Delano Record: Obama still wants “fair” immigration, Salazar says

(Thank you for your patience as I’ve gotten this article typed out. Unfortunately Delano media is for the most part comprised of luddites stuck in the 20th century, so I have had to transcribe the article – Annaleigh)

Obama still wants “fair” immigration policy, Salazar says
Bob Cane, Delano Record
February 24, 2011

The Obama Administration will continue working with the United Farm Workers of America and other individuals and organizations to work out a “fair” and “dignified” way of dealing with immigrants, Interior Secretary Ken Salazar told an audience of several hundred gathered at the former UFW headquarters, outside Delano, Monday, for its dedication as a national historical monument.

“We’re going to get this done,” he assured the crowd, in a speech in which he said making the UFW’s “Forty Acres” site, three miles west of Delano, a historical monument would help tell an “untold” part of American history, apart which some would “sweep under the rug.”

“There is a reality that…not all of the American Story has been told…Part of what we’re doing [at the interior department, now] is telling all of “that story, which includes a lot of as yet unfulfilled promises, including the promise to ‘work for just and dignified immigration reform,” he said, to which the crowd responded with a unified call of the UFW motto: “¡Si se puede!”

Salazar said the UFW and the administration will continue to have to deal with places of resistance, where there is still “hate” in the country, “which will have to be met with the same courage [that] moved Cesar [UFW co-founder Cesar Chavez]”

He added there are still problems that must be solved, such as the improvement of migrant and non-migrant education, and the improvement of farm worker wages so that farm workers and migrant families will have enough money to support a decent quality of life.

“All of us who are here, we are celebrating an inconic significance in our lives and in our history,” said Salazar, who noted his long association with the union and the Chavez family. Salazar noted how the union campaigned for him when he was running for office and how he helped write the legislation which made Forty Aces a national historic site.

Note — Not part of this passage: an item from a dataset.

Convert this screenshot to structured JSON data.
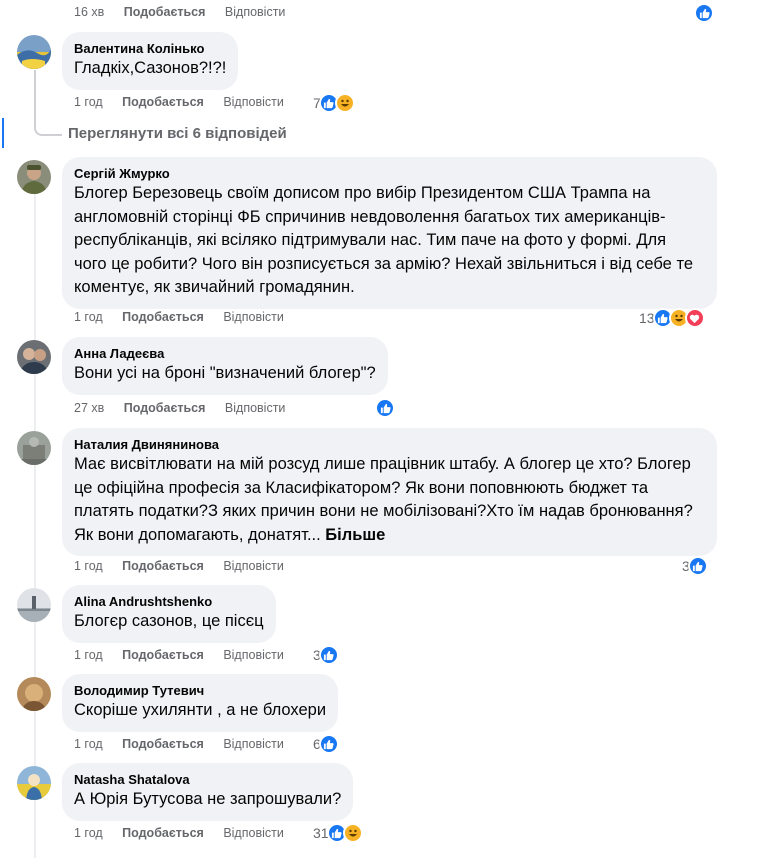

Chavez staged several hunger strikes at the facility, including his last one, in the 1980s; and the first UFW contract with growers was signed here, with the aid of the late Sen. Robert F. Kennedy (D-New York) an ardent supporter of Chavez and a nation-wide boycott which the union began here.

Chavez “really spoke and walked the prayer of St. Francis,” which includes the line: “When we give, we receive,” the interior secretary said. And the work that he started, in Delano, “is far from having been completed,” he said. Because of an unclear and unfair immigration policy there are still farm workers who “walk in the shadow of fear” that they will be picked up, perhaps even wrongly, and suddenly separated from their loved ones.

“Giants walked, – and still walk – these Forty Acres,” said Chavez’s successor as UFW president, Arturo Rodriguez, in introducing Salazar, “Names like Cesar Chavez, Dolores Huerta [UFW co-founder], Walter Reuther [whose United Auto Workers made a $50,000 grant to support the union], Kennedy and the Cardinal Roger Mahony – plus countless other gians whose names few recall.

But today’s ceremony is also historic because it is the first time a president’s cabinet secretary has come here. And if the young people in the audience learn anything about what went on, and goes on, at the Forty Acres, each of you will know you have the potential to be a giant too. All of you can tell your grandchildren that you were here today to see the Forty Acres granted our nation’s highest recognition.

The union has moved its national headquarters to the small town of Keene, in the mountains, in eastern Kern County, however it still uses the Forty Acres site for organizing in the Central San Joaquin Valley and several meetings and health-related activities, Rodriguez said.

In his welcoming remarks, Paul Chavez, president of the Cesar Chavez Foundations, also referred to giants.

“The Forty Acres was very much a place where giants walked,” he said, “But the work continues, from the San Joaquin to the Salinas to the Rio Grande Valleys and from Delano to San Francisco to Phoenix – wherever the farm worker movement organizes, campaigns for change, builds affordable housing, broadcasts Spanish-language educational radio, provides educational services for our youth and runs visitor and conferencing centers that train future generations of leaders.”

“The influence of those giants also reached far beyond this place, into the hearts of millions of Americans who were inspired and empowered by the examples set by my dad and countless other giants who made tremendous sacrifices and achieved great things, but whole names are largely lost to history.

Today we honor those set us on this course by their labors and sacrifices. But our movement also honors them by working hard each day to continue the work they began here at Forty Acres.”

Other speakers where: Huerta, U.S. Rep Jim Costa (D-20th dist) and National Parks service Director Jonathan Jarvis.

Before the dedication, entertainment was provided by the Delano, Robert F. Kennedy and Cesar Chavez high school choirs, the Cesar Chavez High School Titans Groove Band, and Los Charritos, a mariachi band composed of second to eighth grade Delano Union School District students.

As an aside, a neighbor of mine just suffered her husband’s deportation here in Delano the other day. Get to it Mr. President!